Electricity bills can be somewhat confusing simply because of all the details of the charges included. Depending on your province your hydro bill can look different, but here are a few items all hydro bills have in common:
- Meter Number: Most homes are equipped with smart meters, but in the case that they are not, meter numbers are used. Your electricity provider uses your meter number as a unique identification code to be able to identify you when recording your electricity consumption.
- Service Address: The address of the household or business that is going to be billed.
- Statement Date: This is the time period of when the electricity bill was mailed out to your household or business. Any electricity you or your family uses after this date will be charged on the subsequent hydro bill.
- Amount Due: Your energy consumption, regulatory fees, and any other charges will be totaled on your bill.
- Due Date: Date of when payment is owed in full. Any late payments can result in added interest or late fees.
- Billing Summary: Recorded history log of your transactions.
- Electricity Charges: Run-down of various fees owed on your hydro bill. By using your local utility to receive energy, you will be charged the updated regulated rate. As part of the Regulated Price Plan (RPP) rates, this also includes the Global Adjustment. In short, the Global Adjustment was used to encourage energy production. In the case you receive your energy from a retailer as opposed to a local utility, this charge will be aligned with your contracted rate.
- Delivery Charges: Cost of delivering your electricity to your household or business. These costs may be fixed or might vary depending on the amount of your energy usage. These costs cover the fees for electricity distribution, transmission as well as a customer service fee, regulated by the Ontario Energy Board. It is important to note that despite purchasing your energy from a retailer, you will still be charged by your local utility for the delivery of energy to your home or business.
- Regulatory Charges: Service fees of your local organizations that supply power to you. There are many hands involved in providing families and businesses with energy. In order to keep operations afloat, the Wholesale Market Service Charge supplies funds to the Independent Energy System Operator, which regulates and operates the Ontario energy system. It also helps to subsidize the cost of generating renewable energy as it can get quite expensive.
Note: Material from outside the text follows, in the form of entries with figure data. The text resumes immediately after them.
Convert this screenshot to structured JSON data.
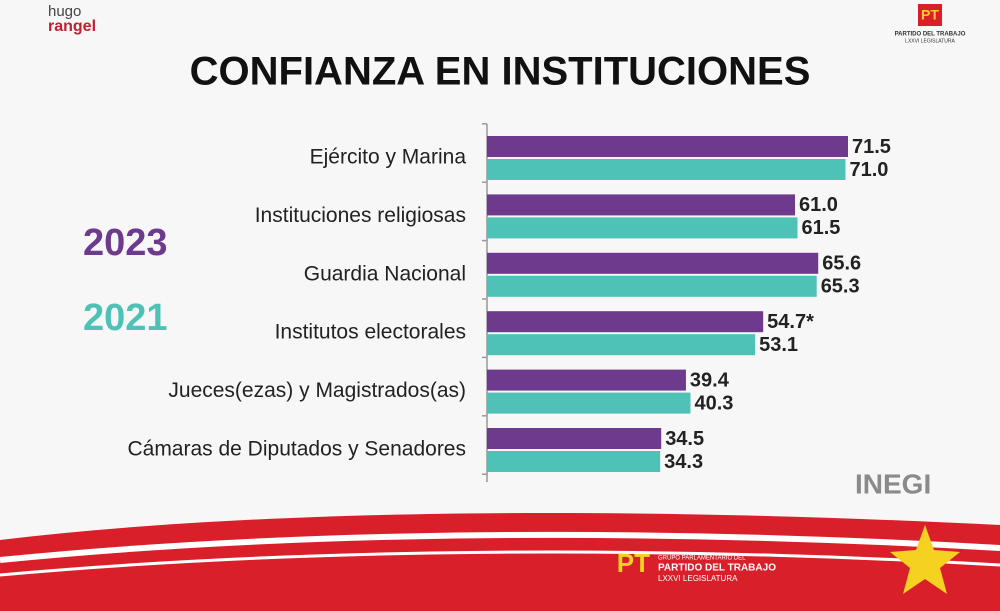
{
  "chart_data": {
    "type": "barh",
    "title": "CONFIANZA EN INSTITUCIONES",
    "categories": [
      "Ejército y Marina",
      "Instituciones religiosas",
      "Guardia Nacional",
      "Institutos electorales",
      "Jueces(ezas) y Magistrados(as)",
      "Cámaras de Diputados y Senadores"
    ],
    "series": [
      {
        "name": "2023",
        "color": "#6d3a8e",
        "values": [
          71.5,
          61.0,
          65.6,
          54.7,
          39.4,
          34.5
        ],
        "value_labels": [
          "71.5",
          "61.0",
          "65.6",
          "54.7*",
          "39.4",
          "34.5"
        ]
      },
      {
        "name": "2021",
        "color": "#4ec2b6",
        "values": [
          71.0,
          61.5,
          65.3,
          53.1,
          40.3,
          34.3
        ],
        "value_labels": [
          "71.0",
          "61.5",
          "65.3",
          "53.1",
          "40.3",
          "34.3"
        ]
      }
    ]
  },
  "branding": {
    "hugo": "hugo",
    "rangel": "rangel",
    "pt": "PT",
    "pt_group": "GRUPO PARLAMENTARIO DEL",
    "pt_party": "PARTIDO DEL TRABAJO",
    "pt_legislature": "LXXVI LEGISLATURA",
    "source": "INEGI"
  }
}
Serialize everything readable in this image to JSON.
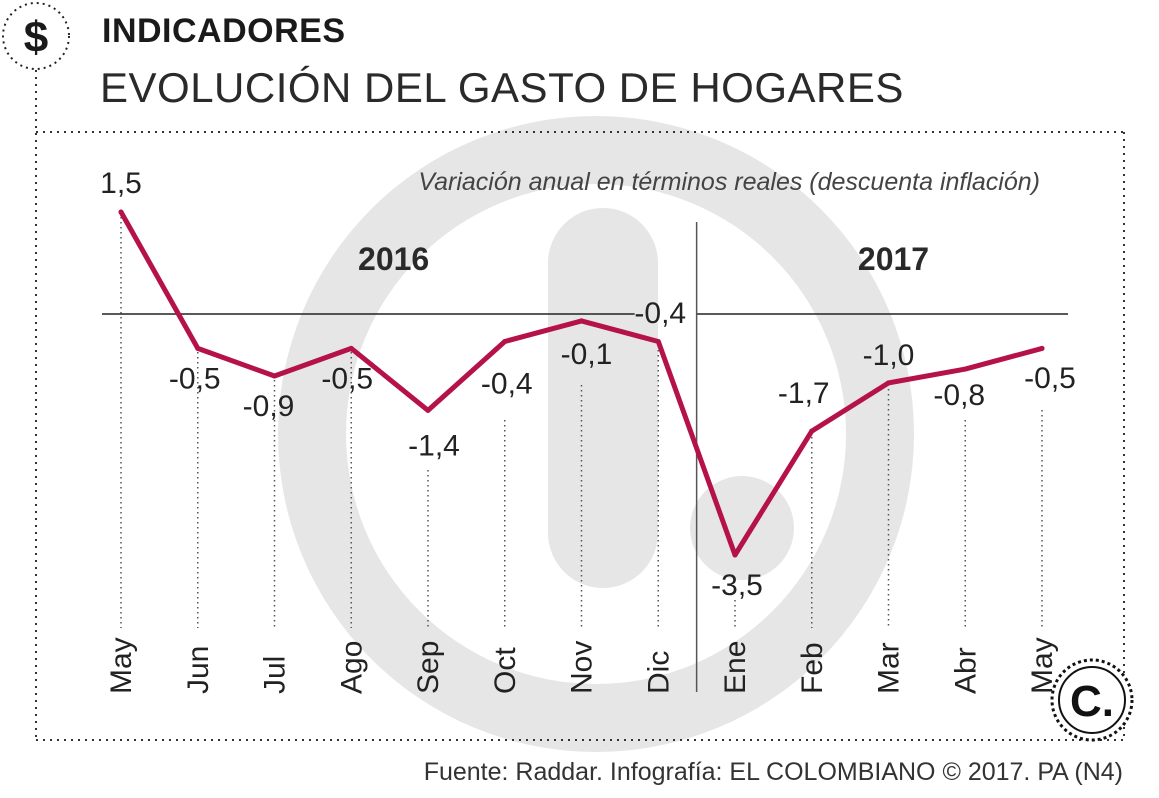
{
  "header": {
    "currency_symbol": "$",
    "topic": "INDICADORES",
    "headline": "EVOLUCIÓN DEL GASTO DE HOGARES"
  },
  "source_text": "Fuente: Raddar. Infografía: EL COLOMBIANO © 2017. PA (N4)",
  "logo_letter": "C.",
  "colors": {
    "line": "#b5124a",
    "line_highlight": "#c85a7e",
    "watermark": "#e6e6e6",
    "axis": "#222222"
  },
  "chart_data": {
    "type": "line",
    "subtitle": "Variación anual en términos reales (descuenta inflación)",
    "categories": [
      "May",
      "Jun",
      "Jul",
      "Ago",
      "Sep",
      "Oct",
      "Nov",
      "Dic",
      "Ene",
      "Feb",
      "Mar",
      "Abr",
      "May"
    ],
    "values": [
      1.5,
      -0.5,
      -0.9,
      -0.5,
      -1.4,
      -0.4,
      -0.1,
      -0.4,
      -3.5,
      -1.7,
      -1.0,
      -0.8,
      -0.5
    ],
    "value_labels": [
      "1,5",
      "-0,5",
      "-0,9",
      "-0,5",
      "-1,4",
      "-0,4",
      "-0,1",
      "-0,4",
      "-3,5",
      "-1,7",
      "-1,0",
      "-0,8",
      "-0,5"
    ],
    "year_groups": [
      {
        "label": "2016",
        "start": 0,
        "end": 7
      },
      {
        "label": "2017",
        "start": 8,
        "end": 12
      }
    ],
    "ylim": [
      -3.5,
      1.5
    ],
    "zero_line": true,
    "legend": "none",
    "grid": false
  }
}
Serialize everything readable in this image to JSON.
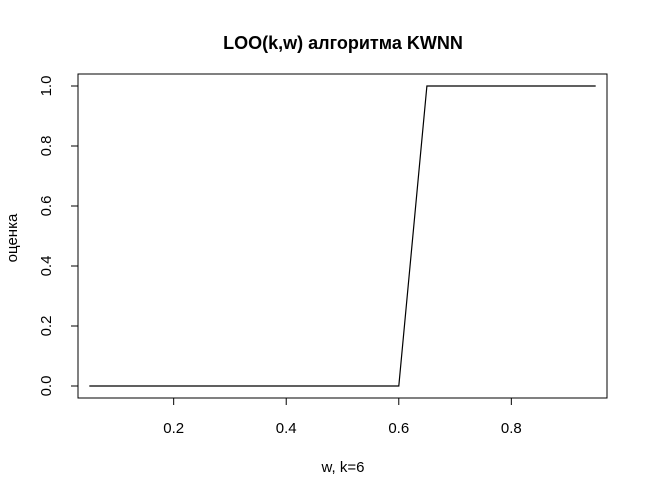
{
  "chart_data": {
    "type": "line",
    "title": "LOO(k,w) алгоритма KWNN",
    "xlabel": "w,  k=6",
    "ylabel": "оценка",
    "xlim": [
      0.03,
      0.97
    ],
    "ylim": [
      -0.04,
      1.04
    ],
    "x_ticks": [
      0.2,
      0.4,
      0.6,
      0.8
    ],
    "x_tick_labels": [
      "0.2",
      "0.4",
      "0.6",
      "0.8"
    ],
    "y_ticks": [
      0.0,
      0.2,
      0.4,
      0.6,
      0.8,
      1.0
    ],
    "y_tick_labels": [
      "0.0",
      "0.2",
      "0.4",
      "0.6",
      "0.8",
      "1.0"
    ],
    "grid": false,
    "series": [
      {
        "x": [
          0.05,
          0.6,
          0.65,
          0.95
        ],
        "y": [
          0.0,
          0.0,
          1.0,
          1.0
        ],
        "color": "#000000"
      }
    ]
  }
}
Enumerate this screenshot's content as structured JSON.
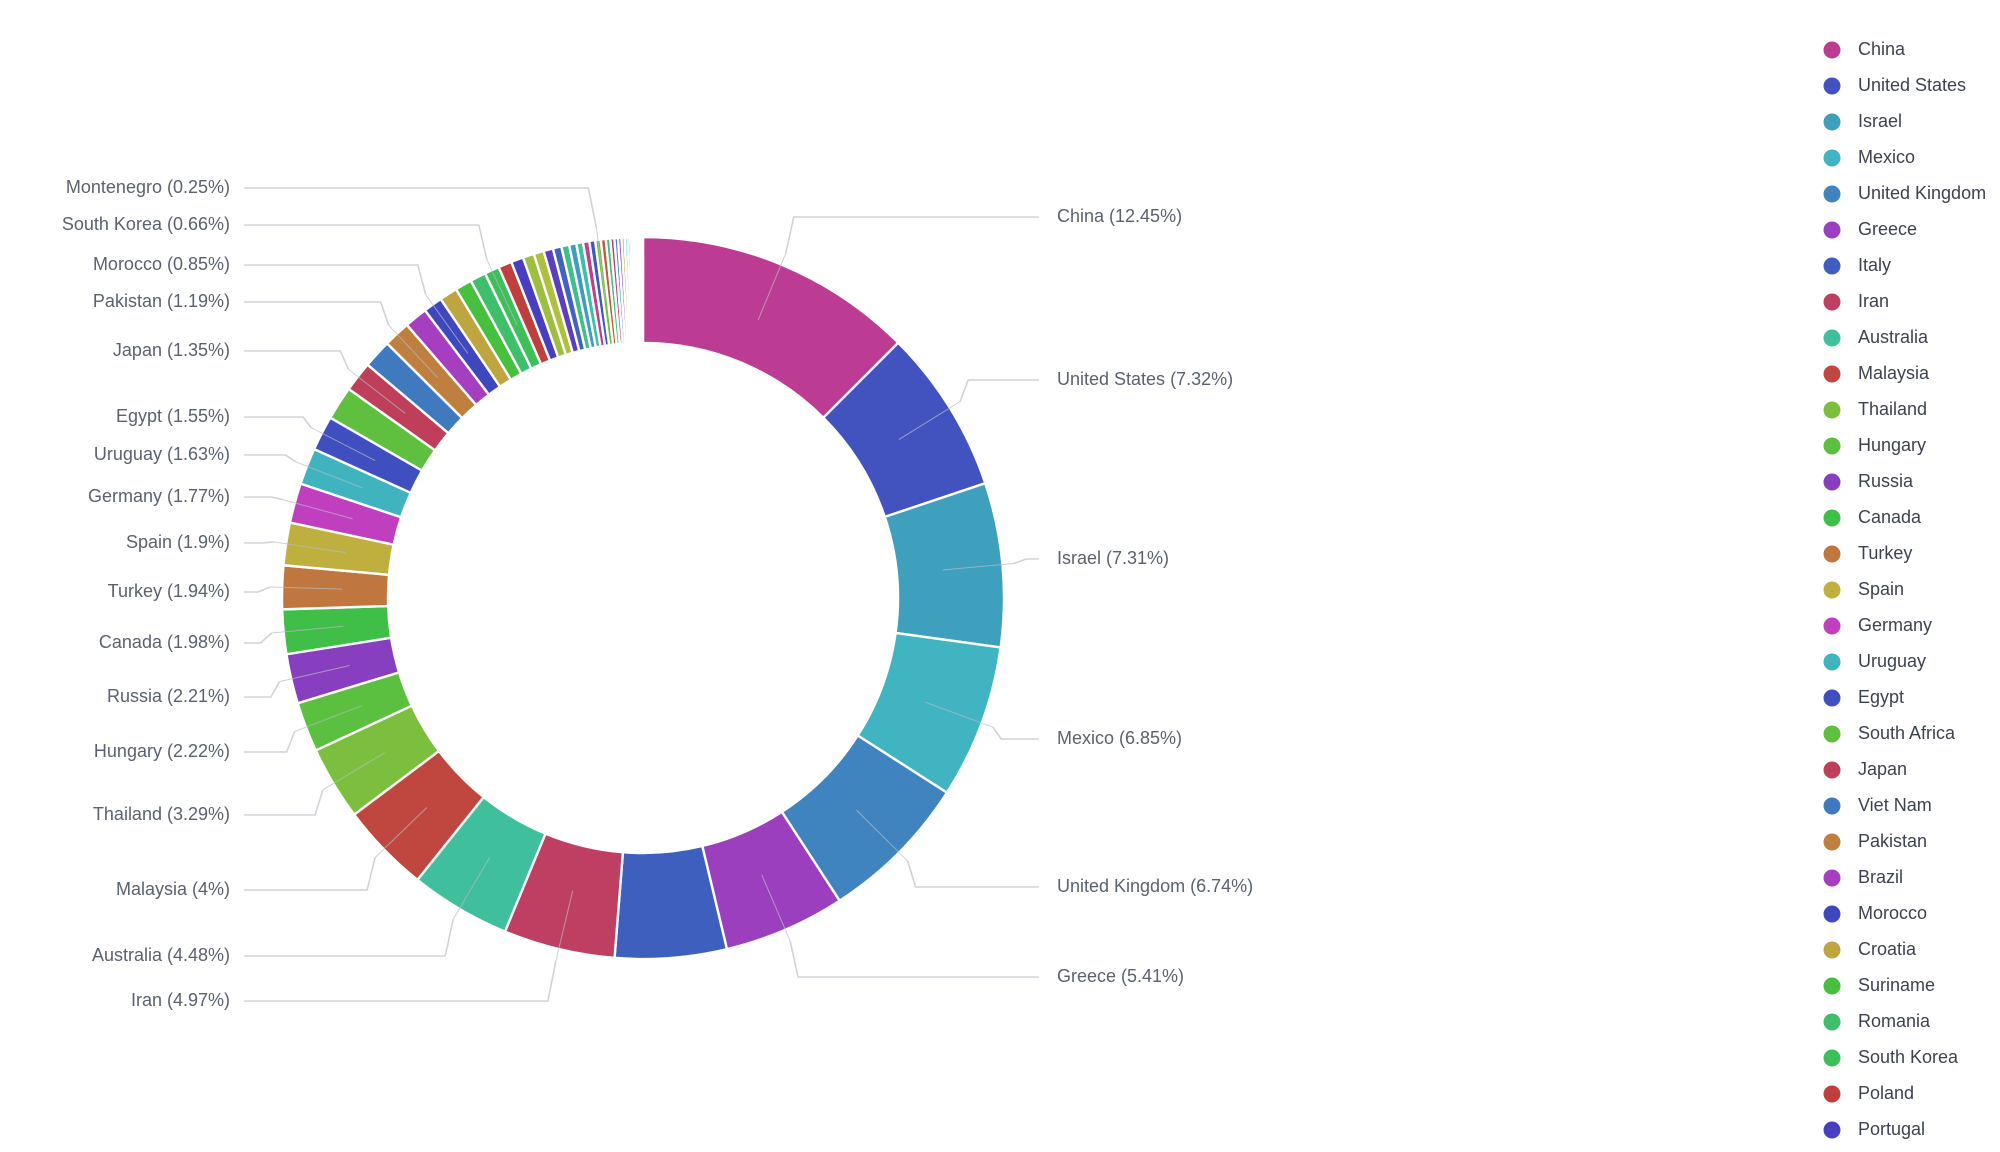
{
  "chart_data": {
    "type": "pie",
    "donut": true,
    "slices": [
      {
        "name": "China",
        "value": 12.45,
        "label": "China (12.45%)",
        "color": "#bd3c93"
      },
      {
        "name": "United States",
        "value": 7.32,
        "label": "United States (7.32%)",
        "color": "#4253bf"
      },
      {
        "name": "Israel",
        "value": 7.31,
        "label": "Israel (7.31%)",
        "color": "#3fa0be"
      },
      {
        "name": "Mexico",
        "value": 6.85,
        "label": "Mexico (6.85%)",
        "color": "#41b4c1"
      },
      {
        "name": "United Kingdom",
        "value": 6.74,
        "label": "United Kingdom (6.74%)",
        "color": "#3f84bf"
      },
      {
        "name": "Greece",
        "value": 5.41,
        "label": "Greece (5.41%)",
        "color": "#9c3fbf"
      },
      {
        "name": "Italy",
        "value": 4.97,
        "label": "Italy",
        "color": "#3f5fbf"
      },
      {
        "name": "Iran",
        "value": 4.97,
        "label": "Iran (4.97%)",
        "color": "#bf3f63"
      },
      {
        "name": "Australia",
        "value": 4.48,
        "label": "Australia (4.48%)",
        "color": "#3fbf9c"
      },
      {
        "name": "Malaysia",
        "value": 4.0,
        "label": "Malaysia (4%)",
        "color": "#bf473f"
      },
      {
        "name": "Thailand",
        "value": 3.29,
        "label": "Thailand (3.29%)",
        "color": "#7cbf3f"
      },
      {
        "name": "Hungary",
        "value": 2.22,
        "label": "Hungary (2.22%)",
        "color": "#5bbf3f"
      },
      {
        "name": "Russia",
        "value": 2.21,
        "label": "Russia (2.21%)",
        "color": "#883fbf"
      },
      {
        "name": "Canada",
        "value": 1.98,
        "label": "Canada (1.98%)",
        "color": "#3fbf47"
      },
      {
        "name": "Turkey",
        "value": 1.94,
        "label": "Turkey (1.94%)",
        "color": "#bf773f"
      },
      {
        "name": "Spain",
        "value": 1.9,
        "label": "Spain (1.9%)",
        "color": "#bfaf3f"
      },
      {
        "name": "Germany",
        "value": 1.77,
        "label": "Germany (1.77%)",
        "color": "#bf3fbf"
      },
      {
        "name": "Uruguay",
        "value": 1.63,
        "label": "Uruguay (1.63%)",
        "color": "#3fb4bf"
      },
      {
        "name": "Egypt",
        "value": 1.55,
        "label": "Egypt (1.55%)",
        "color": "#3f4fbf"
      },
      {
        "name": "South Africa",
        "value": 1.5,
        "label": "South Africa",
        "color": "#5fbf3f"
      },
      {
        "name": "Japan",
        "value": 1.35,
        "label": "Japan (1.35%)",
        "color": "#bf3f5a"
      },
      {
        "name": "Viet Nam",
        "value": 1.27,
        "label": "Viet Nam",
        "color": "#3f7abf"
      },
      {
        "name": "Pakistan",
        "value": 1.19,
        "label": "Pakistan (1.19%)",
        "color": "#bf7f3f"
      },
      {
        "name": "Brazil",
        "value": 1.02,
        "label": "Brazil",
        "color": "#a63fbf"
      },
      {
        "name": "Morocco",
        "value": 0.85,
        "label": "Morocco (0.85%)",
        "color": "#3f47bf"
      },
      {
        "name": "Croatia",
        "value": 0.8,
        "label": "Croatia",
        "color": "#bfa53f"
      },
      {
        "name": "Suriname",
        "value": 0.75,
        "label": "Suriname",
        "color": "#47bf3f"
      },
      {
        "name": "Romania",
        "value": 0.7,
        "label": "Romania",
        "color": "#3fbf6a"
      },
      {
        "name": "South Korea",
        "value": 0.66,
        "label": "South Korea (0.66%)",
        "color": "#3fbf5a"
      },
      {
        "name": "Poland",
        "value": 0.6,
        "label": "Poland",
        "color": "#bf3f3f"
      },
      {
        "name": "Portugal",
        "value": 0.55,
        "label": "Portugal",
        "color": "#473fbf"
      },
      {
        "name": "",
        "value": 0.5,
        "label": "",
        "color": "#9cbf3f"
      },
      {
        "name": "",
        "value": 0.45,
        "label": "",
        "color": "#afbf3f"
      },
      {
        "name": "",
        "value": 0.42,
        "label": "",
        "color": "#5a3fbf"
      },
      {
        "name": "",
        "value": 0.38,
        "label": "",
        "color": "#3f63bf"
      },
      {
        "name": "",
        "value": 0.35,
        "label": "",
        "color": "#3fbf8c"
      },
      {
        "name": "",
        "value": 0.32,
        "label": "",
        "color": "#3f9cbf"
      },
      {
        "name": "",
        "value": 0.3,
        "label": "",
        "color": "#3fbfa5"
      },
      {
        "name": "",
        "value": 0.28,
        "label": "",
        "color": "#bf3f88"
      },
      {
        "name": "",
        "value": 0.26,
        "label": "",
        "color": "#3f58bf"
      },
      {
        "name": "Montenegro",
        "value": 0.25,
        "label": "Montenegro (0.25%)",
        "color": "#6fbf3f"
      },
      {
        "name": "",
        "value": 0.22,
        "label": "",
        "color": "#bf5a3f"
      },
      {
        "name": "",
        "value": 0.2,
        "label": "",
        "color": "#3fbf7c"
      },
      {
        "name": "",
        "value": 0.18,
        "label": "",
        "color": "#bf3f6f"
      },
      {
        "name": "",
        "value": 0.16,
        "label": "",
        "color": "#3f88bf"
      },
      {
        "name": "",
        "value": 0.15,
        "label": "",
        "color": "#883fbf"
      },
      {
        "name": "",
        "value": 0.14,
        "label": "",
        "color": "#bf9c3f"
      },
      {
        "name": "",
        "value": 0.13,
        "label": "",
        "color": "#3fbfbf"
      },
      {
        "name": "",
        "value": 0.12,
        "label": "",
        "color": "#bf3fa5"
      },
      {
        "name": "",
        "value": 0.11,
        "label": "",
        "color": "#63bf3f"
      },
      {
        "name": "",
        "value": 0.1,
        "label": "",
        "color": "#3f6fbf"
      },
      {
        "name": "",
        "value": 0.1,
        "label": "",
        "color": "#bf3f9c"
      },
      {
        "name": "",
        "value": 0.09,
        "label": "",
        "color": "#3fbf9c"
      },
      {
        "name": "",
        "value": 0.08,
        "label": "",
        "color": "#bf633f"
      },
      {
        "name": "",
        "value": 0.08,
        "label": "",
        "color": "#a53fbf"
      }
    ],
    "legend": {
      "position": "right",
      "items": [
        {
          "name": "China",
          "color": "#bd3c93"
        },
        {
          "name": "United States",
          "color": "#4253bf"
        },
        {
          "name": "Israel",
          "color": "#3fa0be"
        },
        {
          "name": "Mexico",
          "color": "#41b4c1"
        },
        {
          "name": "United Kingdom",
          "color": "#3f84bf"
        },
        {
          "name": "Greece",
          "color": "#9c3fbf"
        },
        {
          "name": "Italy",
          "color": "#3f5fbf"
        },
        {
          "name": "Iran",
          "color": "#bf3f63"
        },
        {
          "name": "Australia",
          "color": "#3fbf9c"
        },
        {
          "name": "Malaysia",
          "color": "#bf473f"
        },
        {
          "name": "Thailand",
          "color": "#7cbf3f"
        },
        {
          "name": "Hungary",
          "color": "#5bbf3f"
        },
        {
          "name": "Russia",
          "color": "#883fbf"
        },
        {
          "name": "Canada",
          "color": "#3fbf47"
        },
        {
          "name": "Turkey",
          "color": "#bf773f"
        },
        {
          "name": "Spain",
          "color": "#bfaf3f"
        },
        {
          "name": "Germany",
          "color": "#bf3fbf"
        },
        {
          "name": "Uruguay",
          "color": "#3fb4bf"
        },
        {
          "name": "Egypt",
          "color": "#3f4fbf"
        },
        {
          "name": "South Africa",
          "color": "#5fbf3f"
        },
        {
          "name": "Japan",
          "color": "#bf3f5a"
        },
        {
          "name": "Viet Nam",
          "color": "#3f7abf"
        },
        {
          "name": "Pakistan",
          "color": "#bf7f3f"
        },
        {
          "name": "Brazil",
          "color": "#a63fbf"
        },
        {
          "name": "Morocco",
          "color": "#3f47bf"
        },
        {
          "name": "Croatia",
          "color": "#bfa53f"
        },
        {
          "name": "Suriname",
          "color": "#47bf3f"
        },
        {
          "name": "Romania",
          "color": "#3fbf6a"
        },
        {
          "name": "South Korea",
          "color": "#3fbf5a"
        },
        {
          "name": "Poland",
          "color": "#bf3f3f"
        },
        {
          "name": "Portugal",
          "color": "#473fbf"
        }
      ]
    }
  }
}
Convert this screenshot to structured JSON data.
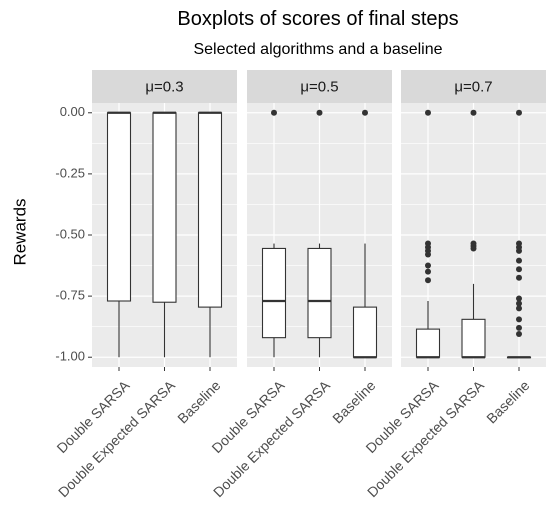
{
  "chart_data": {
    "type": "box",
    "title": "Boxplots of scores of final steps",
    "subtitle": "Selected algorithms and a baseline",
    "ylabel": "Rewards",
    "xlabel": "",
    "ylim": [
      -1.04,
      0.04
    ],
    "yticks": [
      0.0,
      -0.25,
      -0.5,
      -0.75,
      -1.0
    ],
    "ytick_labels": [
      "0.00",
      "-0.25",
      "-0.50",
      "-0.75",
      "-1.00"
    ],
    "categories": [
      "Double SARSA",
      "Double Expected SARSA",
      "Baseline"
    ],
    "grid": true,
    "panels": [
      {
        "label": "μ=0.3",
        "boxes": [
          {
            "category": "Double SARSA",
            "whisker_low": -1.0,
            "q1": -0.77,
            "median": 0.0,
            "q3": 0.0,
            "whisker_high": 0.0,
            "outliers": []
          },
          {
            "category": "Double Expected SARSA",
            "whisker_low": -1.0,
            "q1": -0.775,
            "median": 0.0,
            "q3": 0.0,
            "whisker_high": 0.0,
            "outliers": []
          },
          {
            "category": "Baseline",
            "whisker_low": -1.0,
            "q1": -0.795,
            "median": 0.0,
            "q3": 0.0,
            "whisker_high": 0.0,
            "outliers": []
          }
        ]
      },
      {
        "label": "μ=0.5",
        "boxes": [
          {
            "category": "Double SARSA",
            "whisker_low": -1.0,
            "q1": -0.92,
            "median": -0.77,
            "q3": -0.555,
            "whisker_high": -0.535,
            "outliers": [
              0.0
            ]
          },
          {
            "category": "Double Expected SARSA",
            "whisker_low": -1.0,
            "q1": -0.92,
            "median": -0.77,
            "q3": -0.555,
            "whisker_high": -0.535,
            "outliers": [
              0.0
            ]
          },
          {
            "category": "Baseline",
            "whisker_low": -1.0,
            "q1": -1.0,
            "median": -1.0,
            "q3": -0.795,
            "whisker_high": -0.535,
            "outliers": [
              0.0
            ]
          }
        ]
      },
      {
        "label": "μ=0.7",
        "boxes": [
          {
            "category": "Double SARSA",
            "whisker_low": -1.0,
            "q1": -1.0,
            "median": -1.0,
            "q3": -0.885,
            "whisker_high": -0.77,
            "outliers": [
              0.0,
              -0.535,
              -0.55,
              -0.565,
              -0.58,
              -0.625,
              -0.65,
              -0.685
            ]
          },
          {
            "category": "Double Expected SARSA",
            "whisker_low": -1.0,
            "q1": -1.0,
            "median": -1.0,
            "q3": -0.845,
            "whisker_high": -0.7,
            "outliers": [
              0.0,
              -0.535,
              -0.545,
              -0.555
            ]
          },
          {
            "category": "Baseline",
            "whisker_low": -1.0,
            "q1": -1.0,
            "median": -1.0,
            "q3": -1.0,
            "whisker_high": -1.0,
            "outliers": [
              0.0,
              -0.535,
              -0.55,
              -0.565,
              -0.605,
              -0.64,
              -0.675,
              -0.76,
              -0.78,
              -0.8,
              -0.845,
              -0.88,
              -0.905
            ]
          }
        ]
      }
    ]
  }
}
Another charge is the Standard Supply Service charge which pays for the administrative fees incurred by local utilities that provide energy to communities.
- Debt Retirement Charge: 0.7% cent/kWH charge used to pay off Hydro One’s debt before the deregulation of the electricity industry began.
- HST: 13% Harmonized Sales tax applied on the total value of your bill.
Why are there different electricity rates?
The price of electricity fluctuates constantly as with anything on the stock market. There are system operators who monitor the electricity market in Canada. Specifically for Ontario, the Independent Electricity System Operator (IESO) oversees the purchasing and sales of electricity to ensure that buyers can comfortably obtain the most affordable electricity price at hand.
Buyers and sellers duel it out until they settle on a price commonly known as the Market Clearing Price (MCP). The MCP is changed every five minutes and in every hour, you can have twelve MCPs averaged to achieve the Hourly Ontario Energy Price (HOEP).
The HOEP is most often used by businesses to purchase vast amounts of electricity wholesale. For homeowners or small businesses, Time-Of-Use prices are used to provide electricity. Time-of-Use prices are regulated based on the HOEP, but include other charges such as the cost of transmission and the Global Adjustment fee.